When it comes to evaluating a pitch, “I primarily care about two factors: Will it interest the audience [and] will our editors have to do too much work to get it publishable? For first-time contributors, we check writing portfolios for any red flags,” Teicher said.
Making sure an editor doesn’t find any red flags can be as easy as keeping a website or portfolio clean, accurate, and up to date. It can also mean making sure you’ve represented your background accurately, and highlighted the points of expertise that will make you the ideal person to write a story. If you don’t have the background they might be expecting, be upfront about it—in all likelihood the editor will appreciate your honesty, and it will help decrease the likelihood of headaches further down the line.
Another way to reassure a doubtful editor of your legitimacy as a writer is to send a lede, the first paragraph, or as much of a draft as you can muster, along with potential sources. (If you’re worried about showing your hand too early, simply describe the sources instead of naming them.) If your writing intrigues them and your reporting reassures them just enough, editors will no longer feel they’re taking a gamble on a finished product they haven’t seen.
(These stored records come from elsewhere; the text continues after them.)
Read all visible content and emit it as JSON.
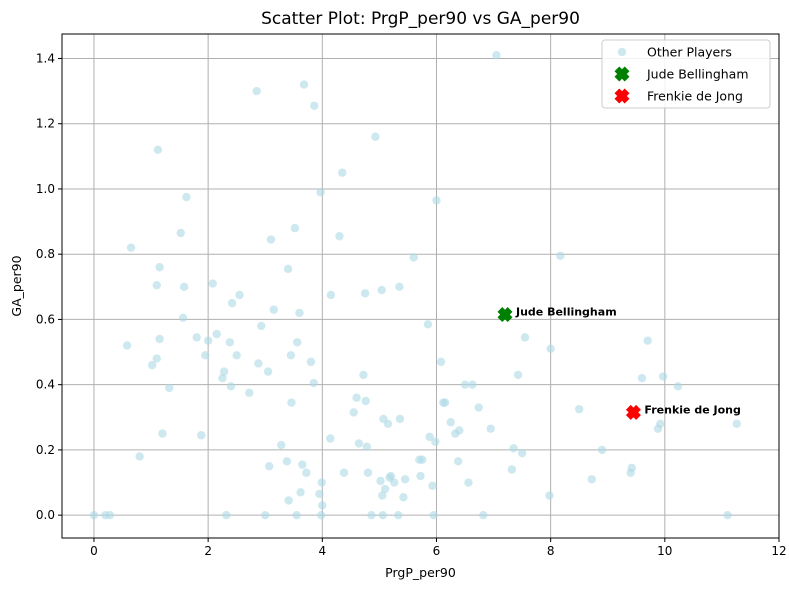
{
  "chart_data": {
    "type": "scatter",
    "title": "Scatter Plot: PrgP_per90 vs GA_per90",
    "xlabel": "PrgP_per90",
    "ylabel": "GA_per90",
    "xlim": [
      -0.56,
      12
    ],
    "ylim": [
      -0.07,
      1.475
    ],
    "xticks": [
      "0",
      "2",
      "4",
      "6",
      "8",
      "10",
      "12"
    ],
    "yticks": [
      "0.0",
      "0.2",
      "0.4",
      "0.6",
      "0.8",
      "1.0",
      "1.2",
      "1.4"
    ],
    "grid": true,
    "legend_position": "top-right",
    "series": [
      {
        "name": "Other Players",
        "color": "#add8e6",
        "marker": "circle",
        "points": [
          [
            0,
            0
          ],
          [
            0.2,
            0
          ],
          [
            0.28,
            0
          ],
          [
            0.58,
            0.52
          ],
          [
            0.65,
            0.82
          ],
          [
            0.8,
            0.18
          ],
          [
            1.02,
            0.46
          ],
          [
            1.1,
            0.48
          ],
          [
            1.1,
            0.705
          ],
          [
            1.12,
            1.12
          ],
          [
            1.15,
            0.76
          ],
          [
            1.15,
            0.54
          ],
          [
            1.2,
            0.25
          ],
          [
            1.32,
            0.39
          ],
          [
            1.52,
            0.865
          ],
          [
            1.56,
            0.605
          ],
          [
            1.58,
            0.7
          ],
          [
            1.62,
            0.975
          ],
          [
            1.8,
            0.545
          ],
          [
            1.88,
            0.245
          ],
          [
            1.95,
            0.49
          ],
          [
            2.0,
            0.535
          ],
          [
            2.08,
            0.71
          ],
          [
            2.15,
            0.555
          ],
          [
            2.25,
            0.42
          ],
          [
            2.28,
            0.44
          ],
          [
            2.32,
            0
          ],
          [
            2.38,
            0.53
          ],
          [
            2.4,
            0.395
          ],
          [
            2.42,
            0.65
          ],
          [
            2.5,
            0.49
          ],
          [
            2.55,
            0.675
          ],
          [
            2.72,
            0.375
          ],
          [
            2.85,
            1.3
          ],
          [
            2.88,
            0.465
          ],
          [
            2.93,
            0.58
          ],
          [
            3.0,
            0
          ],
          [
            3.05,
            0.44
          ],
          [
            3.07,
            0.15
          ],
          [
            3.1,
            0.845
          ],
          [
            3.15,
            0.63
          ],
          [
            3.28,
            0.215
          ],
          [
            3.38,
            0.165
          ],
          [
            3.4,
            0.755
          ],
          [
            3.41,
            0.045
          ],
          [
            3.45,
            0.49
          ],
          [
            3.46,
            0.345
          ],
          [
            3.52,
            0.88
          ],
          [
            3.55,
            0
          ],
          [
            3.56,
            0.53
          ],
          [
            3.6,
            0.62
          ],
          [
            3.62,
            0.07
          ],
          [
            3.65,
            0.155
          ],
          [
            3.68,
            1.32
          ],
          [
            3.72,
            0.13
          ],
          [
            3.8,
            0.47
          ],
          [
            3.85,
            0.405
          ],
          [
            3.86,
            1.255
          ],
          [
            3.95,
            0.065
          ],
          [
            3.97,
            0.99
          ],
          [
            3.98,
            0
          ],
          [
            3.99,
            0.1
          ],
          [
            4.0,
            0.03
          ],
          [
            4.14,
            0.235
          ],
          [
            4.15,
            0.675
          ],
          [
            4.3,
            0.855
          ],
          [
            4.35,
            1.05
          ],
          [
            4.38,
            0.13
          ],
          [
            4.55,
            0.315
          ],
          [
            4.6,
            0.36
          ],
          [
            4.64,
            0.22
          ],
          [
            4.72,
            0.43
          ],
          [
            4.75,
            0.68
          ],
          [
            4.76,
            0.35
          ],
          [
            4.78,
            0.21
          ],
          [
            4.8,
            0.13
          ],
          [
            4.86,
            0
          ],
          [
            4.93,
            1.16
          ],
          [
            5.02,
            0.105
          ],
          [
            5.04,
            0.69
          ],
          [
            5.05,
            0.06
          ],
          [
            5.06,
            0
          ],
          [
            5.07,
            0.295
          ],
          [
            5.1,
            0.08
          ],
          [
            5.15,
            0.28
          ],
          [
            5.18,
            0.115
          ],
          [
            5.2,
            0.12
          ],
          [
            5.26,
            0.1
          ],
          [
            5.33,
            0
          ],
          [
            5.35,
            0.7
          ],
          [
            5.36,
            0.295
          ],
          [
            5.42,
            0.055
          ],
          [
            5.45,
            0.11
          ],
          [
            5.6,
            0.79
          ],
          [
            5.7,
            0.17
          ],
          [
            5.75,
            0.17
          ],
          [
            5.72,
            0.12
          ],
          [
            5.85,
            0.585
          ],
          [
            5.88,
            0.24
          ],
          [
            5.93,
            0.09
          ],
          [
            5.95,
            0
          ],
          [
            5.98,
            0.225
          ],
          [
            6.0,
            0.965
          ],
          [
            6.08,
            0.47
          ],
          [
            6.12,
            0.345
          ],
          [
            6.15,
            0.345
          ],
          [
            6.25,
            0.285
          ],
          [
            6.33,
            0.25
          ],
          [
            6.38,
            0.165
          ],
          [
            6.4,
            0.26
          ],
          [
            6.5,
            0.4
          ],
          [
            6.56,
            0.1
          ],
          [
            6.63,
            0.4
          ],
          [
            6.74,
            0.33
          ],
          [
            6.82,
            0
          ],
          [
            6.95,
            0.265
          ],
          [
            7.05,
            1.41
          ],
          [
            7.32,
            0.14
          ],
          [
            7.35,
            0.205
          ],
          [
            7.43,
            0.43
          ],
          [
            7.5,
            0.19
          ],
          [
            7.55,
            0.545
          ],
          [
            7.98,
            0.06
          ],
          [
            8.0,
            0.51
          ],
          [
            8.17,
            0.795
          ],
          [
            8.5,
            0.325
          ],
          [
            8.72,
            0.11
          ],
          [
            8.9,
            0.2
          ],
          [
            9.4,
            0.13
          ],
          [
            9.42,
            0.145
          ],
          [
            9.6,
            0.42
          ],
          [
            9.7,
            0.535
          ],
          [
            9.88,
            0.265
          ],
          [
            9.92,
            0.28
          ],
          [
            9.97,
            0.425
          ],
          [
            10.23,
            0.395
          ],
          [
            11.1,
            0
          ],
          [
            11.26,
            0.28
          ]
        ]
      },
      {
        "name": "Jude Bellingham",
        "color": "#008000",
        "marker": "X",
        "points": [
          [
            7.2,
            0.615
          ]
        ],
        "annotation": "Jude Bellingham"
      },
      {
        "name": "Frenkie de Jong",
        "color": "#ff0000",
        "marker": "X",
        "points": [
          [
            9.45,
            0.315
          ]
        ],
        "annotation": "Frenkie de Jong"
      }
    ]
  }
}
Your work will be there, proving itself.
8. You didn’t follow up
You’ve heard it before: Editors are too busy to remember to answer every email, even the ones with story ideas they like.
“There are all sorts of reasons editors might not immediately (or even promptly) respond to a pitch,” Hurley said. “[For example,] they’ve mentally filed it away to decide on later. Unfortunately—although I try to be as responsive as possible—pitches in this ‘maybe’ zone are, for me at least, the most likely to go unanswered.”
To take the fear out of following up, create a template email to send to each and every editor after a week, or two weeks, or more. Be polite, but unapologetic. Add “follow up” to the email subject line and forward your original email along with it, making it even easier for the editor to reference your original idea.
If the answer is still “No,” take Teicher’s advice and (politely) ask the editor to elaborate. You may not get the clarification you were hoping for, but you might get lucky: Some pointed advice could show you the holes in your idea, helping you whip it into shape for the next pitching attempt.
When New York Times bestselling author Susan Shapiro had a piece that never ran, she asked the editor why: “He said the piece was great but they no longer had room for it… I should try elsewhere because it had been ‘officially killed.'” One timely hook later, it was picked up by The New York Times Magazine.
“Don’t take it personally,” Teicher said, “but think about it subjectively. If you really love your idea and want to pitch it around elsewhere, then you can take the feedback and tweak your new pitches.”
As King put it, “Love your pitches, and let them go free.”